Summary
This article discusses the results of the Durability of Combination Therapy With Exenatide/Metformin Versus Conventional Therapy in New Onset T2DM study [NCT01107717] that evaluated the effects of a triple-therapy regimen versus stepwise add-on conventional therapy in patients with newly diagnosed type 2 diabetes. In this open-label study, 155 patients were randomized to triple therapy or stepwise add-on conventional therapy, with a goal of achieving an HbA1C of <6.5%.
- Diabetes Mellitus
- Diabetes & Endocrinology Clinical Trials
- Diabetes Mellitus
- Diabetes & Endocrinology Clinical Trials
- Endocrinology
- Diabetes & Metabolic Syndrome
Muhammad Abdul-Ghani, MD, PhD, University of Texas Health Science Center, San Antonio, Texas, USA, presented the results of the Durability of Combination Therapy With Exenatide/Metformin Versus Conventional Therapy in New Onset T2DM study [NCT01107717] that evaluated the effects of a triple-therapy regimen versus stepwise add-on conventional therapy in patients with newly diagnosed type 2 diabetes. In this open-label study, 155 patients were randomized to triple therapy or stepwise add-on conventional therapy, with a goal of achieving an HbA1C of <6.5%. “We hypothesized that starting people with new-onset diabetes on agents that correct core defects known to be present in subjects with type 2 diabetes will produce a greater, more durable, and safer reduction in HbA1C,” explained Dr. Abdul-Ghani.
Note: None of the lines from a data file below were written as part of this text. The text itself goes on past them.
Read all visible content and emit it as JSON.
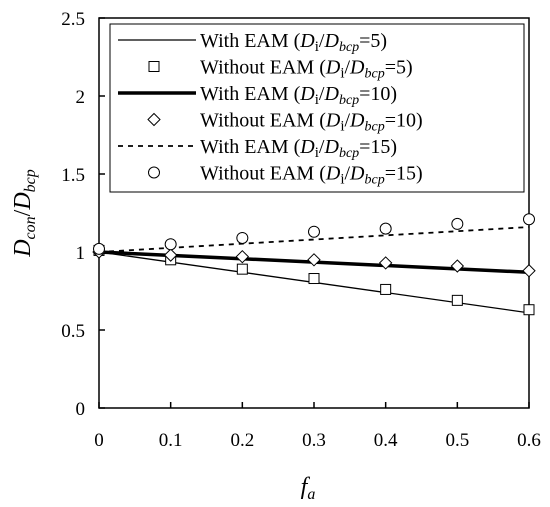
{
  "chart_data": {
    "type": "line",
    "title": "",
    "xlabel": "f_a",
    "ylabel": "D_con/D_bcp",
    "xlim": [
      0,
      0.6
    ],
    "ylim": [
      0,
      2.5
    ],
    "xticks": [
      "0",
      "0.1",
      "0.2",
      "0.3",
      "0.4",
      "0.5",
      "0.6"
    ],
    "yticks": [
      "0",
      "0.5",
      "1",
      "1.5",
      "2",
      "2.5"
    ],
    "grid": false,
    "legend_position": "top-right",
    "series": [
      {
        "name": "With EAM (Di/Dbcp=5)",
        "style": "thin-solid-line",
        "x": [
          0,
          0.6
        ],
        "y": [
          1.0,
          0.61
        ]
      },
      {
        "name": "Without EAM (Di/Dbcp=5)",
        "style": "square-marker",
        "x": [
          0,
          0.1,
          0.2,
          0.3,
          0.4,
          0.5,
          0.6
        ],
        "y": [
          1.01,
          0.95,
          0.89,
          0.83,
          0.76,
          0.69,
          0.63
        ]
      },
      {
        "name": "With EAM (Di/Dbcp=10)",
        "style": "thick-solid-line",
        "x": [
          0,
          0.6
        ],
        "y": [
          1.0,
          0.87
        ]
      },
      {
        "name": "Without EAM (Di/Dbcp=10)",
        "style": "diamond-marker",
        "x": [
          0,
          0.1,
          0.2,
          0.3,
          0.4,
          0.5,
          0.6
        ],
        "y": [
          1.0,
          0.98,
          0.97,
          0.95,
          0.93,
          0.91,
          0.88
        ]
      },
      {
        "name": "With EAM (Di/Dbcp=15)",
        "style": "dashed-line",
        "x": [
          0,
          0.6
        ],
        "y": [
          1.0,
          1.16
        ]
      },
      {
        "name": "Without EAM (Di/Dbcp=15)",
        "style": "circle-marker",
        "x": [
          0,
          0.1,
          0.2,
          0.3,
          0.4,
          0.5,
          0.6
        ],
        "y": [
          1.02,
          1.05,
          1.09,
          1.13,
          1.15,
          1.18,
          1.21
        ]
      }
    ],
    "legend": [
      {
        "prefix": "With EAM (",
        "suffix": "=5)"
      },
      {
        "prefix": "Without EAM (",
        "suffix": "=5)"
      },
      {
        "prefix": "With EAM (",
        "suffix": "=10)"
      },
      {
        "prefix": "Without EAM (",
        "suffix": "=10)"
      },
      {
        "prefix": "With EAM (",
        "suffix": "=15)"
      },
      {
        "prefix": "Without EAM (",
        "suffix": "=15)"
      }
    ],
    "legend_symbol": {
      "d": "D",
      "i": "i",
      "slash": "/",
      "D": "D",
      "bcp": "bcp"
    },
    "ylabel_parts": {
      "main1": "D",
      "sub1": "con",
      "slash": "/",
      "main2": "D",
      "sub2": "bcp"
    },
    "xlabel_parts": {
      "main": "f",
      "sub": "a"
    }
  }
}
Triple therapy comprised metformin 1000 mg/day, pioglitazone 15 mg/day, and exenatide 5 μg BID. At Month 1, dosages were increased to metformin 2000 mg/day, pioglitazone 30 mg/day, and exenatide 10 μg/day. Pioglitazone was increased to 45 mg/day at Month 3 if glycemic targets (fasting plasma glucose [FPG] <100 mg/dL and HbA1C <6.5%) were unmet. Patients randomized to conventional therapy started with metformin 1000 mg/day. Medication adjustments were made at specific time points if glycemic targets (FPG <100 mg/day and HbA1C <6.5%) were not met: Month 1-metformin increased to 2000 mg/day and glyburide initiated at 5 mg/day; Month 2-glyburide increased to 10 mg/day; Month 3-glargine insulin initiated at 10 units/day. Glargine dosage was increased each week by 10 units/day if FPG remained >100 mg/dL.
Patients were followed every 3 months after the first 3 months. Changes could be made to medications if FPG was <60 mg/dL or in cases of hypoglycemia. Patients were considered treatment failures if they had HbA1C levels >6.5% on two consecutive visits 3 months apart despite maximum therapy. The primary endpoint was the difference in HbA1C between the triple-therapy and conventional-therapy groups.
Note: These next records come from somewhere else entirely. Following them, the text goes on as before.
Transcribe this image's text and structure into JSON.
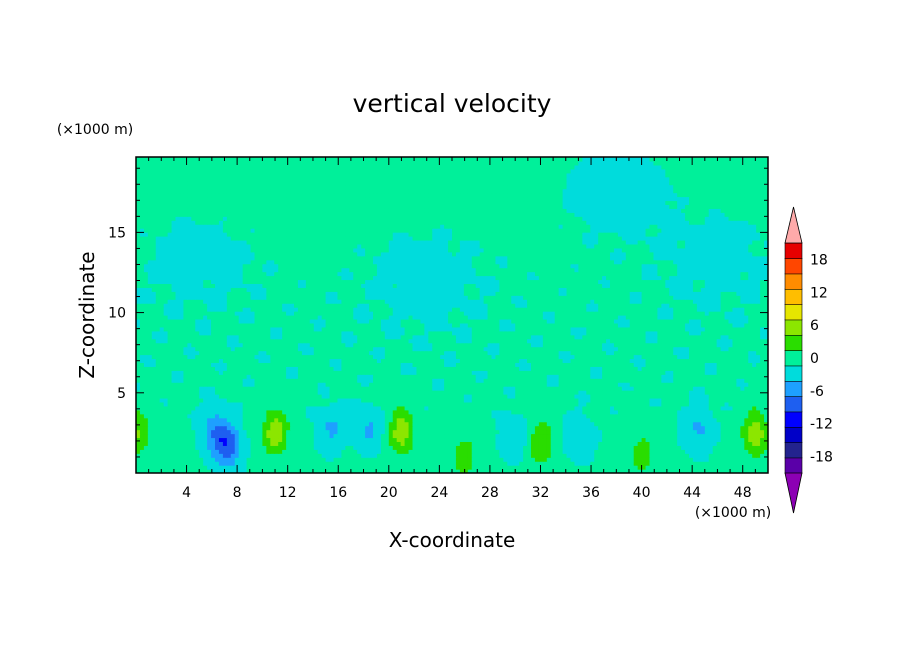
{
  "chart_data": {
    "type": "heatmap",
    "title": "vertical velocity",
    "xlabel": "X-coordinate",
    "ylabel": "Z-coordinate",
    "x_unit": "(×1000 m)",
    "y_unit": "(×1000 m)",
    "xlim": [
      0,
      50
    ],
    "ylim": [
      0,
      19.7
    ],
    "x_ticks": [
      4,
      8,
      12,
      16,
      20,
      24,
      28,
      32,
      36,
      40,
      44,
      48
    ],
    "y_ticks": [
      5,
      10,
      15
    ],
    "colorbar": {
      "levels": [
        -21,
        -18,
        -15,
        -12,
        -9,
        -6,
        -3,
        0,
        3,
        6,
        9,
        12,
        15,
        18,
        21
      ],
      "labels": [
        -18,
        -12,
        -6,
        0,
        6,
        12,
        18
      ],
      "colors": [
        "#5a00a8",
        "#23238e",
        "#0000c8",
        "#0000ff",
        "#1e5ff0",
        "#1ea0ff",
        "#00dcdc",
        "#00f09a",
        "#2add00",
        "#8ce600",
        "#e6e600",
        "#ffbe00",
        "#ff8c00",
        "#ff4600",
        "#e60000"
      ],
      "under_color": "#8c00b4",
      "over_color": "#ffaaaa"
    },
    "background_value": 0.5,
    "features": [
      {
        "x": 11,
        "z": 2.6,
        "peak": 7.5,
        "shape": "updraft"
      },
      {
        "x": 21,
        "z": 2.6,
        "peak": 7.5,
        "shape": "updraft"
      },
      {
        "x": 32,
        "z": 1.9,
        "peak": 5.5,
        "shape": "updraft"
      },
      {
        "x": 49,
        "z": 2.5,
        "peak": 7.5,
        "shape": "updraft"
      },
      {
        "x": 0.2,
        "z": 2.5,
        "peak": 5.5,
        "shape": "updraft"
      },
      {
        "x": 26,
        "z": 1.0,
        "peak": 4.0,
        "shape": "updraft"
      },
      {
        "x": 40,
        "z": 1.2,
        "peak": 3.8,
        "shape": "updraft"
      },
      {
        "x": 7.2,
        "z": 1.7,
        "peak": -8.5,
        "shape": "downdraft"
      },
      {
        "x": 6.2,
        "z": 2.8,
        "peak": -5.0,
        "shape": "downdraft"
      },
      {
        "x": 15.5,
        "z": 2.8,
        "peak": -4.0,
        "shape": "downdraft"
      },
      {
        "x": 18.5,
        "z": 2.8,
        "peak": -4.0,
        "shape": "downdraft"
      },
      {
        "x": 30,
        "z": 2.3,
        "peak": -3.5,
        "shape": "downdraft"
      },
      {
        "x": 35,
        "z": 2.3,
        "peak": -3.5,
        "shape": "downdraft"
      },
      {
        "x": 44.5,
        "z": 2.8,
        "peak": -4.0,
        "shape": "downdraft"
      },
      {
        "x": 23,
        "z": 11.8,
        "peak": -1.5,
        "shape": "broad"
      },
      {
        "x": 5,
        "z": 13,
        "peak": -1.2,
        "shape": "broad"
      },
      {
        "x": 38,
        "z": 17.5,
        "peak": -1.2,
        "shape": "broad"
      },
      {
        "x": 46,
        "z": 13,
        "peak": -1.2,
        "shape": "broad"
      }
    ]
  }
}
Participants were ∼47 years of age, with duration of diabetes of ∼5 months, and an initial mean HbA1C of 8.6% (range, 6.6% to 14.0%). HbA1C decreased sharply in both treatment groups by the 6-month time point. HbA1C remained below 6.5% for the triple-therapy arm from 6 to 24 months, but it gradually increased to 6.6% at 24 months in the conventional-therapy arm (Figure 1).
Additional analyses indicated that 60% of patients in the triple-therapy group achieved an HbA1C <6.0% versus 27% in the conventional-therapy group (p<0.001). At 24 months, significantly fewer patients in the triple-therapy group (17%) were considered treatment failures compared with the conventional-therapy group (42%; p<0.001; Figure 2).
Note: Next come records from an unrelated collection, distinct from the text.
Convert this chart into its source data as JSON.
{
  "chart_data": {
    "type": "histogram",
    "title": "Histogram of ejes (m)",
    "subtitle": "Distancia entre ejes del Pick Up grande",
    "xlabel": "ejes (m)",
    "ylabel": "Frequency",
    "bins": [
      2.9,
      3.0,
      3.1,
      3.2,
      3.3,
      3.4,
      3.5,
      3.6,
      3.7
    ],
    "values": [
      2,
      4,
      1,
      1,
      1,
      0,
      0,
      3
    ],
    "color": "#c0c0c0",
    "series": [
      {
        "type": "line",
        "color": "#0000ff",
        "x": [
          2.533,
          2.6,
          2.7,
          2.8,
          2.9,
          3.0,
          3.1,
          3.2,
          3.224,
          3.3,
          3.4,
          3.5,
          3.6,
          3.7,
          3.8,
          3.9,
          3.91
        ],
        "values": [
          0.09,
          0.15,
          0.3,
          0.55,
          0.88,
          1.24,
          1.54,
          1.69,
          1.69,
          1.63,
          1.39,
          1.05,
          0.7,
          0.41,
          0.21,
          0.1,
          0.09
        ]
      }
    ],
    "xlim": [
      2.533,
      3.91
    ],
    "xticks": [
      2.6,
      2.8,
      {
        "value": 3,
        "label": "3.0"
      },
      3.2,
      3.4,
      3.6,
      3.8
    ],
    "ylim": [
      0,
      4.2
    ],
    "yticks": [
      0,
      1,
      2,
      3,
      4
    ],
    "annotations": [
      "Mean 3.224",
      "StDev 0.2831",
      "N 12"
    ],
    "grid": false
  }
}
Patients in the triple-therapy group lost a mean of 1.2 kg whereas those in the conventional-therapy group gained a mean of 4.1 kg at 24 months (p<0.001). Significantly fewer hypoglycemic events occurred in the triple-therapy group (15%, 0.27 events per patient-year) versus the conventional-therapy group (46%, 2.1 events per patient-year; p<0.0001).
Dr. Abdul-Ghani concluded that initiating triple therapy with metformin/pioglitazone/exenatide at diagnosis achieves a greater and more durable reduction in HbA1C with less risk of hypoglycemia compared with the stepwise add-on conventional therapy.